The studio offers public access to professional photography equipment, backdrops, and lighting at an hourly rate. The studio even offers film developing classes that take place every Monday for those interested in learning how to work in the darkroom. It’s also open to those who are familiar with the art and just need a space to develop photos.

“My goal is to create an experience where people feel comfortable and encouraged to create on their own,” Brewer said. Photo Collective Studios not only offers the only public darkroom in the city – aside from the one at the University of Utah – but also provides a much-needed space for artists to pursue their creative goals.

Brewer said his favorite thing about Photo Collective Studios is “connecting with various photographers from various backgrounds and skill sets and recognizing that we can all learn something from each other.”

Brewer said it’s “more important now than ever to keep darkroom photography alive because it is such a timeless art form and with the introduction of digital photography it has quickly become almost obsolete.” He explained that in his career he went from knowing film photography as the standard to digital becoming the standard, “almost overnight.”

Yet the processes used in digital photography stem directly from techniques that are used in the darkroom. There are buttons in Photoshop that have been transferred over from steps of developing film. That alone shows just how important darkroom photography is, even in the digital world we live in.

Edward Bateman has been a professor of various photography classes – Art History of Photography and Digital Imaging for Visual Artists to name a few – at the University of Utah since 2008. He is very passionate about photography and how it impacts our world.

Prints hanging to dry in the darkroom at the University of Utah.

“Chemical has the ability for surprises to happen, things that you’d never imagine, things you couldn’t predict, it can be really exciting,” Bateman said.

Even though Bateman would say that he prefers digital photography – because that’s what he is known for – he likes darkroom photography because “it’s meditative, things go at its own speed, things have its own pace.”

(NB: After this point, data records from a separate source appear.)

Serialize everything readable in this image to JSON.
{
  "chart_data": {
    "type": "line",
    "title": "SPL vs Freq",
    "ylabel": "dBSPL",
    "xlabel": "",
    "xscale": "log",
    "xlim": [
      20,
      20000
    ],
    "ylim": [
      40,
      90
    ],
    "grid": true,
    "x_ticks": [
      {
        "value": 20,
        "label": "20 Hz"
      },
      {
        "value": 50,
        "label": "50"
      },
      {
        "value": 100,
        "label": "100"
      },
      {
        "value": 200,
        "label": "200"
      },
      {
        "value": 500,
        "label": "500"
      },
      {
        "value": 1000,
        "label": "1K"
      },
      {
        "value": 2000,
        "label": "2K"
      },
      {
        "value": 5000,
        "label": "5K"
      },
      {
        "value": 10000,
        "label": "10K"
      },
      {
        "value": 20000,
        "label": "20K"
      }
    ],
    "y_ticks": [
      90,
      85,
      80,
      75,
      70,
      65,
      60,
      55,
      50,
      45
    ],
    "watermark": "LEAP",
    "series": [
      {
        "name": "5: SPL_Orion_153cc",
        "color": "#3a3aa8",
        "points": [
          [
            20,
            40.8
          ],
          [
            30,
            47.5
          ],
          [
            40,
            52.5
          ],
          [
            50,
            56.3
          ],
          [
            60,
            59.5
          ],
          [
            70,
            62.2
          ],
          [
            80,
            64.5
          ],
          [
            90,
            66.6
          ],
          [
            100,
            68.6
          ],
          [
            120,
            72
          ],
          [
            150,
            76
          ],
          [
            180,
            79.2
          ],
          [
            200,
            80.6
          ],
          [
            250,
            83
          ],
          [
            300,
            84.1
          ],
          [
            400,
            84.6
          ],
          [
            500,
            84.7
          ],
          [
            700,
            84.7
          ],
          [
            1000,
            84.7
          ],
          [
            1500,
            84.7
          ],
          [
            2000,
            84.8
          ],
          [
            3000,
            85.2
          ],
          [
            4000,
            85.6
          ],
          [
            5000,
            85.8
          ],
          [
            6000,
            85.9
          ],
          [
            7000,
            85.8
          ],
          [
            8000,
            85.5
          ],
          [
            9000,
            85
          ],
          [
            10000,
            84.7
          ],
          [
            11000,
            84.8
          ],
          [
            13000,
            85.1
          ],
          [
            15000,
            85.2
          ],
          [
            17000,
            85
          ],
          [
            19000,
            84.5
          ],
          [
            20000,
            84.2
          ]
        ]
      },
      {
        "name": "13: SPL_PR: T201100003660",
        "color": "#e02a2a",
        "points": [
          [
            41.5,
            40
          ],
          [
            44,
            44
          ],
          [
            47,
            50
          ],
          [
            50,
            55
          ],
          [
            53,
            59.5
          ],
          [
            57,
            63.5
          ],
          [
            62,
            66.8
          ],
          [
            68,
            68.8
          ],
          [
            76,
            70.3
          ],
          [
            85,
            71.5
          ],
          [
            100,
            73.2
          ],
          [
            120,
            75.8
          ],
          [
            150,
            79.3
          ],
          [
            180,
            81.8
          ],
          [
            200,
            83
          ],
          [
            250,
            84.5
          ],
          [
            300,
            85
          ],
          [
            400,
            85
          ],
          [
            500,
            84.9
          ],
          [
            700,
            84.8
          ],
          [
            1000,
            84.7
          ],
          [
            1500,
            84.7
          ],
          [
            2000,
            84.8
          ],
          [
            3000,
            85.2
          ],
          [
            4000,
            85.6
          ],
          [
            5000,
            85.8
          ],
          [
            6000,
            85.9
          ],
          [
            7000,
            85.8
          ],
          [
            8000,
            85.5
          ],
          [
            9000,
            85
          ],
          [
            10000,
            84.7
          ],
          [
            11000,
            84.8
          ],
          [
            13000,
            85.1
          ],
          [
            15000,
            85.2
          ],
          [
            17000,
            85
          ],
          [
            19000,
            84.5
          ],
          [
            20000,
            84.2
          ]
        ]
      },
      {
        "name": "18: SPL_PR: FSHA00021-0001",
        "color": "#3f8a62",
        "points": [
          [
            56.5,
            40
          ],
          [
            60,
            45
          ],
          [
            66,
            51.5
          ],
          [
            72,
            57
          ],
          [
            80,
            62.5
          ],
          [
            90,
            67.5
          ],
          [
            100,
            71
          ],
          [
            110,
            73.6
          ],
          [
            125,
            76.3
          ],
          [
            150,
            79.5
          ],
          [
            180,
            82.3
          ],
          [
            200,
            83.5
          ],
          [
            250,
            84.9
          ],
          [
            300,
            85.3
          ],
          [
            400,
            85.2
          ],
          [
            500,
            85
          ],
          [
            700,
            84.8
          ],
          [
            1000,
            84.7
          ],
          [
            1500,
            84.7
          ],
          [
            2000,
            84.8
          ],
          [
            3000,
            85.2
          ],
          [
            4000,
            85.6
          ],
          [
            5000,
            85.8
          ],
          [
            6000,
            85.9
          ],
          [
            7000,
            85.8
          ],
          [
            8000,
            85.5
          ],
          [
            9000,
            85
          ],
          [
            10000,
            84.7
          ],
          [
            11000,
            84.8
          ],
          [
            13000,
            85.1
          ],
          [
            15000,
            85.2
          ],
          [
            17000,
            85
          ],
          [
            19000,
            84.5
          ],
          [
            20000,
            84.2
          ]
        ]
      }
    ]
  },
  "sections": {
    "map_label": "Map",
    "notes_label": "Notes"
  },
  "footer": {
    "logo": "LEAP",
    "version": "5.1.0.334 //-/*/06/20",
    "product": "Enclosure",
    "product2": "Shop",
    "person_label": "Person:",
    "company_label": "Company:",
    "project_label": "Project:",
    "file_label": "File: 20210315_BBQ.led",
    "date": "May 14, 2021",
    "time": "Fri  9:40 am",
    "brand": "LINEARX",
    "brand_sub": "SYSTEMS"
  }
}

Regarding the appeals of film photography, Bateman also said, “People like the tactile, the tangible quality of actually interacting with something as more and more things become virtual.”

John Moffitt, the president of the Photo Club at the U shares a similar view on photography.  

“I genuinely enjoy both digital and darkroom photography. I use both for different things. I honestly couldn’t imagine photography without a darkroom and a computer,” Moffitt said in an email interview.

Moffitt is a senior at the U and is studying operations and supply chain management and photography. He became the president of the club in the summer of 2021 and says that the purpose of the club is to provide a community on campus for students who are interested in photography.

“There is nothing that will transform the way a photographer sees and works faster than a darkroom. Working in a darkroom used to be the ‘norm’ and I think photographers were better off because of it. Even for photographers that don’t plan on using film indefinitely, working in a darkroom for even just a few months can be a transformative process,” Moffitt said

Despite the impact that the art of the past – film photography – has had on the art of the present – digital photography – it’s undeniable that darkroom photography has fallen into the shadows of the art world.

As Brewer said, “There are enough film lovers and film enthusiasts that recognize its uniqueness that I believe as creatives, as artists, we have enough desire to keep it alive.”